Prof. Dr. Osman Bektaş'ın HES'lerle ilgili yaptığı açıklama:
Hes’lerle (hidro elektrik santralleri ) ilgili yönetmeliklerdeki yasal boşluklar, proje uygulamaları ve işletmelerdeki denetimsizlik, kısa vadede yüksek kazanç arzusu HES sayısındaki artışın ana nedenidir.
SUYU ETKEN BİR ŞEKİLDE KULLANAMIYORUZ
Türkiye’nin en fazla yağış alan Doğu Karadeniz bölgesinde suyun etken bir şekilde kullanıldığı söylenemez.
* Yağan yağmur suları derin vadilerden koşarcasına denize akarken içme suyumuz damacalar la bölge dışından gelmektedir.
* Topoğrafik özelliklerden dolayı suya bağlı sulu tarım arazilerimiz yok denecek kadar azdır. * Jeolojik özelliklerden dolayı suyun yeraltında depolanması ve yeraltı su yataklarının oluşması da olası değildir.
* Suyu yeraltında depolayamıyorsak yer üstünde barajlar yaparak depolayabiliriz.

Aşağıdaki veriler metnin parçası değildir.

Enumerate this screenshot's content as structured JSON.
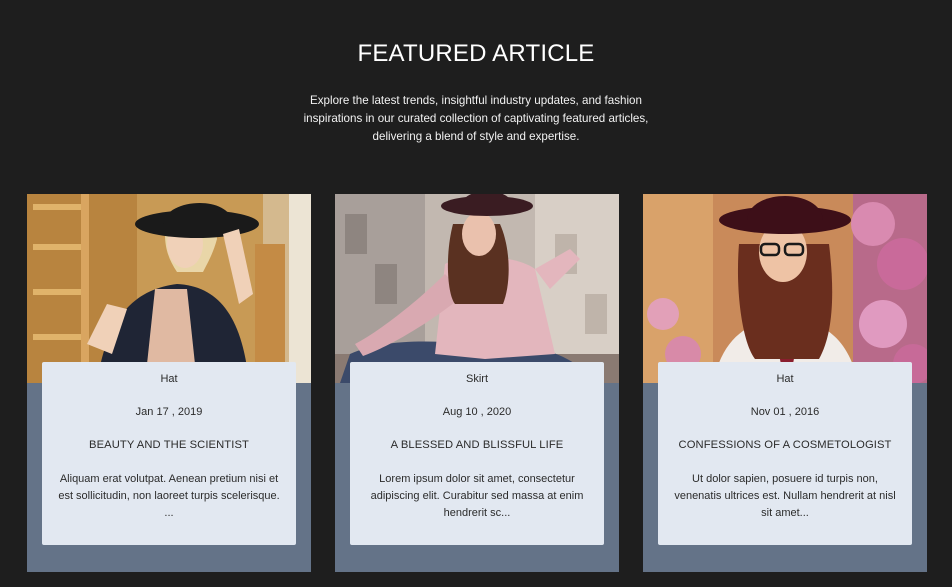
{
  "section": {
    "title": "FEATURED ARTICLE",
    "intro": "Explore the latest trends, insightful industry updates, and fashion inspirations in our curated collection of captivating featured articles, delivering a blend of style and expertise."
  },
  "articles": [
    {
      "category": "Hat",
      "date": "Jan 17 , 2019",
      "title": "BEAUTY AND THE SCIENTIST",
      "excerpt": "Aliquam erat volutpat. Aenean pretium nisi et est sollicitudin, non laoreet turpis scelerisque. ..."
    },
    {
      "category": "Skirt",
      "date": "Aug 10 , 2020",
      "title": "A BLESSED AND BLISSFUL LIFE",
      "excerpt": "Lorem ipsum dolor sit amet, consectetur adipiscing elit. Curabitur sed massa at enim hendrerit sc..."
    },
    {
      "category": "Hat",
      "date": "Nov 01 , 2016",
      "title": "CONFESSIONS OF A COSMETOLOGIST",
      "excerpt": "Ut dolor sapien, posuere id turpis non, venenatis ultrices est. Nullam hendrerit at nisl sit amet..."
    }
  ],
  "colors": {
    "page_background": "#1e1e1e",
    "card_background": "#647388",
    "panel_background": "#e2e8f1"
  }
}
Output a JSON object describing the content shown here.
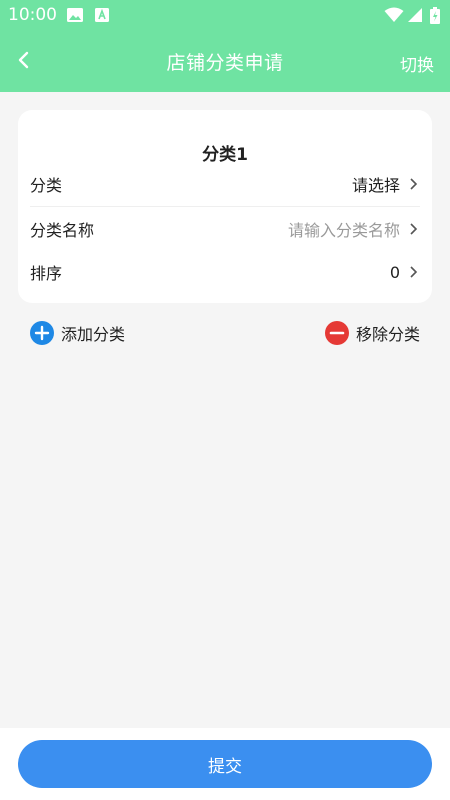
{
  "statusbar": {
    "time": "10:00",
    "icons": [
      "image-icon",
      "text-a-icon",
      "wifi-icon",
      "signal-icon",
      "battery-icon"
    ]
  },
  "header": {
    "title": "店铺分类申请",
    "switch_label": "切换",
    "back_icon": "chevron-left-icon"
  },
  "card": {
    "title": "分类1",
    "rows": [
      {
        "label": "分类",
        "value": "请选择"
      },
      {
        "label": "分类名称",
        "value": "请输入分类名称"
      },
      {
        "label": "排序",
        "value": "0"
      }
    ]
  },
  "actions": {
    "add_label": "添加分类",
    "remove_label": "移除分类"
  },
  "submit": {
    "label": "提交"
  },
  "colors": {
    "header": "#6fe3a2",
    "primary": "#3b8ff0",
    "add_icon": "#1e88e5",
    "remove_icon": "#e53935",
    "placeholder": "#9a9a9a"
  }
}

Temiz enerji için ise akış gücünden yararlanabiliriz.
HES’LER GEREKLİDİR
Hızla artan nüfus yanında insanların daha rahat ve refah bir yaşam sürdürme istekleri yeterli ve sürdürülebilir enerji üretimi ile mümkündür. Doğu Karadeniz’in jeolojik ve coğrafik özelliği temiz ve yenilebilir enerji kaynağı olan HES’ler için büyük bir potansiyel taşımaktadır.
ÇEVRECİ BİR TOPLUM MUYUZ?
Çevreye karşı duyarlı olma kavramı gelişmiş toplumların özelliklerindendir. Bu bağlamda günümüzde dahi çöpümüzü dereye ve denize döküyorsak, lavım sularını denize akıtıyorsak ve çevre koruma kanunlarını etkin bir şekilde uygulayamıyorsak gelişmiş bir toplum olduğumuz tartışma konusu olur.
HES’E DEĞİL KONTROLSÜZ HES’E KARŞIYIZ
Son yıllarda HES sayısındaki artışın nedeni nedir? Altına hücum gibi HES’e neden bu kadar talep var? Bunun iki nedeni var:
1- Gerçekten HES’ler için Doğu Karadeniz Bölgesinde büyük bir potansiyel vardır.

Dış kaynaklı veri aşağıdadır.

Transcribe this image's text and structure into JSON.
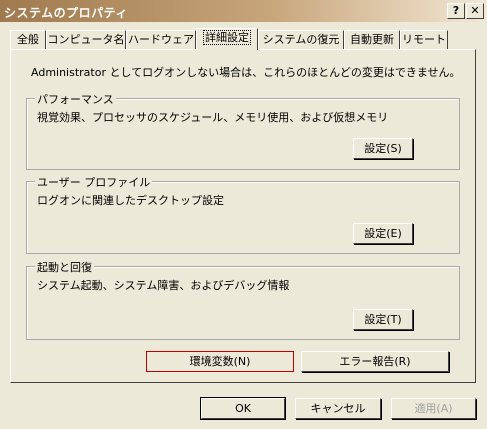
{
  "window": {
    "title": "システムのプロパティ",
    "help_label": "?",
    "close_label": "✕"
  },
  "tabs": [
    {
      "label": "全般"
    },
    {
      "label": "コンピュータ名"
    },
    {
      "label": "ハードウェア"
    },
    {
      "label": "詳細設定"
    },
    {
      "label": "システムの復元"
    },
    {
      "label": "自動更新"
    },
    {
      "label": "リモート"
    }
  ],
  "active_tab": "詳細設定",
  "notice": "Administrator としてログオンしない場合は、これらのほとんどの変更はできません。",
  "groups": {
    "performance": {
      "label": "パフォーマンス",
      "description": "視覚効果、プロセッサのスケジュール、メモリ使用、および仮想メモリ",
      "button": "設定(S)"
    },
    "user_profile": {
      "label": "ユーザー プロファイル",
      "description": "ログオンに関連したデスクトップ設定",
      "button": "設定(E)"
    },
    "startup_recovery": {
      "label": "起動と回復",
      "description": "システム起動、システム障害、およびデバッグ情報",
      "button": "設定(T)"
    }
  },
  "env_button": "環境変数(N)",
  "error_report_button": "エラー報告(R)",
  "footer": {
    "ok": "OK",
    "cancel": "キャンセル",
    "apply": "適用(A)"
  },
  "colors": {
    "title_gradient_start": "#a07a4e",
    "highlight_border": "#c00000",
    "dialog_face": "#ece9d8"
  }
}
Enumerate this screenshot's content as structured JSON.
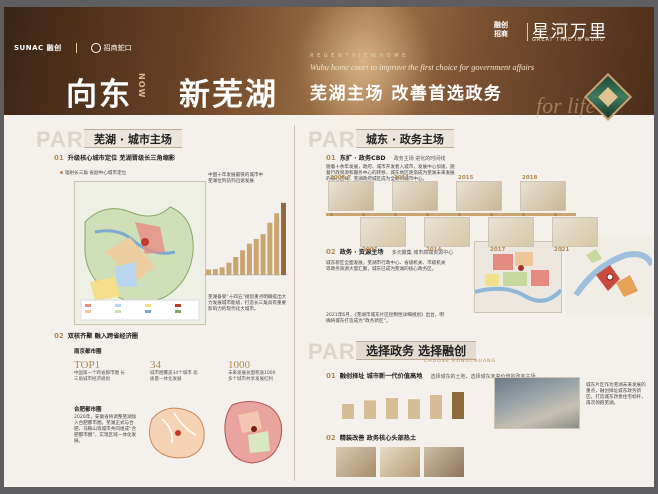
{
  "header": {
    "logo_sunac": "SUNAC 融创",
    "logo_partner": "招商蛇口",
    "title_left": "向东",
    "title_now": "NOW",
    "title_right": "新芜湖",
    "en_top": "R E G E N T   V I E W   H O M E",
    "en_line": "Wuhu home court to improve the first choice for government affairs",
    "slogan": "芜湖主场  改善首选政务",
    "brand_left_1": "融创",
    "brand_left_2": "招商",
    "brand_name": "星河万里",
    "brand_en": "GREAT TIME IN WUHU",
    "for_life": "for life"
  },
  "left": {
    "part": "PART 1",
    "section_title": "芜湖 · 城市主场",
    "s01_num": "01",
    "s01_title": "升级核心城市定位 芜湖晋级长三角缩影",
    "map_caption": "辐射长三角 省副中心城市定位",
    "chart_caption_1": "中国十年发展最快的城市中",
    "chart_caption_2": "芜湖位列前列迅速发展",
    "chart_note": "芜湖备受“十四五”规划重点明确提出大力发展城市能级，打造长三角具有重要影响力的现代化大城市。",
    "s02_num": "02",
    "s02_title": "双核齐聚 融入跨省经济圈",
    "nanjing_title": "南京都市圈",
    "stats": [
      {
        "value": "TOP1",
        "desc": "中国第一个跨省都市圈 长三角城市经济规划"
      },
      {
        "value": "34",
        "desc": "城市圈覆盖34个城市 高质量一体化发展"
      },
      {
        "value": "1000",
        "desc": "未来发展总面积逾1000 多个城市共享发展红利"
      }
    ],
    "hefei_title": "合肥都市圈",
    "hefei_note": "2020年，安徽省将调整芜湖加入合肥都市圈，芜湖正式与合肥、马鞍山等城市共同组成“合肥都市圈”，实现区域一体化发展。"
  },
  "chart_data": {
    "type": "bar",
    "values": [
      58,
      62,
      80,
      130,
      190,
      260,
      330,
      380,
      430,
      550,
      650,
      760
    ],
    "ylim": [
      0,
      800
    ],
    "data_labels": [
      "",
      "",
      "",
      "",
      "",
      "",
      "",
      "",
      "",
      "",
      "",
      "",
      ""
    ]
  },
  "right": {
    "part2": "PART 2",
    "section_title": "城东 · 政务主场",
    "s01_num": "01",
    "s01_title": "东扩 · 政务CBD",
    "s01_sub": "政务主场 进化的时间线",
    "s01_note": "随着十余年发展，政府、城市开发者入城市，发展中心加速。随着行政资源和服务中心的转移，城东地区逐渐成为芜湖未来发展的核心区域，芜湖政府城区成为全新的城市中心。",
    "timeline_years": [
      "2005.7",
      "2007",
      "2011",
      "2014",
      "2015",
      "2017",
      "2018",
      "2021"
    ],
    "s02_num": "02",
    "s02_title": "政务 · 资源主场",
    "s02_sub": "多元聚集 城市高端资源中心",
    "s02_note": "城东新区全面发展，芜湖市行政中心、省级机关、市级机关等政务资源大量汇聚，城东已成为芜湖的核心政务区。",
    "s02_note2": "2021年6月，《芜湖市城东片区控制性详细规划》出台，明确将城东打造成为“政务新区”。",
    "part3": "PART 3",
    "part3_title": "选择政务 选择融创",
    "part3_en": "CHOOSE RONGCHUANG",
    "p3_s01_num": "01",
    "p3_s01_title": "融创择址 城市新一代价值高地",
    "p3_s01_sub": "选择城东的土地、选择城东未来价值的政务主场",
    "p3_side_note": "城东片区作为芜湖未来发展的重点，融创择址城东政务新区，打造城东改善住宅标杆，再次领跑芜湖。",
    "p3_s02_num": "02",
    "p3_s02_title": "精装改善 政务核心头部热土"
  },
  "colors": {
    "accent": "#b38a57",
    "banner_dark": "#3a2415",
    "board": "#f4f1ec"
  }
}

2- HES projeleri hazırlama, uygulama ve işletme aşamalarında yasal boşluklardan ve denetimsizlikten kaynaklanan ucuz maliyet. Başka deyişle kısa zamanda doğanın sömürülmesiyle kazanılmış bol kazanç.

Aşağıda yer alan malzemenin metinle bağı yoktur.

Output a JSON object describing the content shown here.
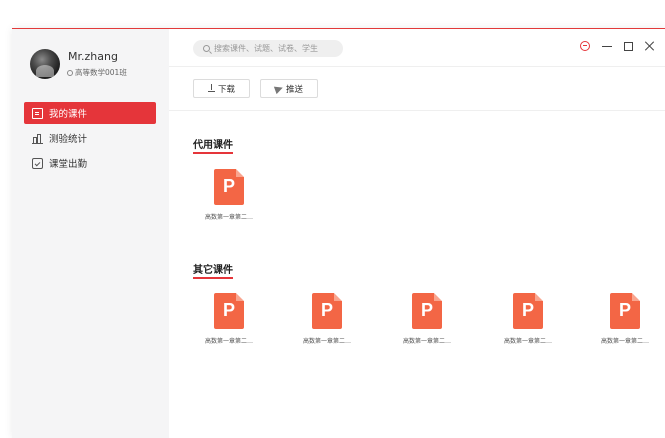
{
  "user": {
    "name": "Mr.zhang",
    "class": "高等数学001班"
  },
  "nav": {
    "items": [
      {
        "label": "我的课件",
        "icon": "courseware-icon",
        "active": true
      },
      {
        "label": "测验统计",
        "icon": "bar-chart-icon",
        "active": false
      },
      {
        "label": "课堂出勤",
        "icon": "attendance-calendar-icon",
        "active": false
      }
    ]
  },
  "search": {
    "placeholder": "搜索课件、试题、试卷、学生"
  },
  "toolbar": {
    "download_label": "下载",
    "push_label": "推送"
  },
  "sections": {
    "used": {
      "title": "代用课件",
      "files": [
        {
          "name": "高数第一章第二…",
          "type": "ppt"
        }
      ]
    },
    "other": {
      "title": "其它课件",
      "files": [
        {
          "name": "高数第一章第二…",
          "type": "ppt"
        },
        {
          "name": "高数第一章第二…",
          "type": "ppt"
        },
        {
          "name": "高数第一章第二…",
          "type": "ppt"
        },
        {
          "name": "高数第一章第二…",
          "type": "ppt"
        },
        {
          "name": "高数第一章第二…",
          "type": "ppt"
        }
      ]
    }
  },
  "file_icon_letter": "P",
  "colors": {
    "accent": "#e5353a",
    "ppt": "#f36645"
  }
}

Ruhsatı alınmış, proje aşaması tamamlanmış ve inşaatı başlamış bir HES, yerel mahkeme kararı ile durduruluyorsa ve yeniden teknik bilirkişiler tarafından değerlendirilmeye alınıyorsa sağlıklı bir HES yönetmeliğinden bahsetmek mümkün müdür?
Öte yandan derelerimizin debisi düzgün değildir. Yılın belirli ayları derelerde ancak can suyu bulunur. Buna karşın işletmeciyi sürekli işletmeden alıkoyan zorlayıcı yasalar yoktur. Can suyunun ülkemizde 1/50 olmasına karşın gelişmiş ülkelerde bu oranın 1/4 olması doğaya karşı ne denli az duyarlı olduğumuzu göstermez mi?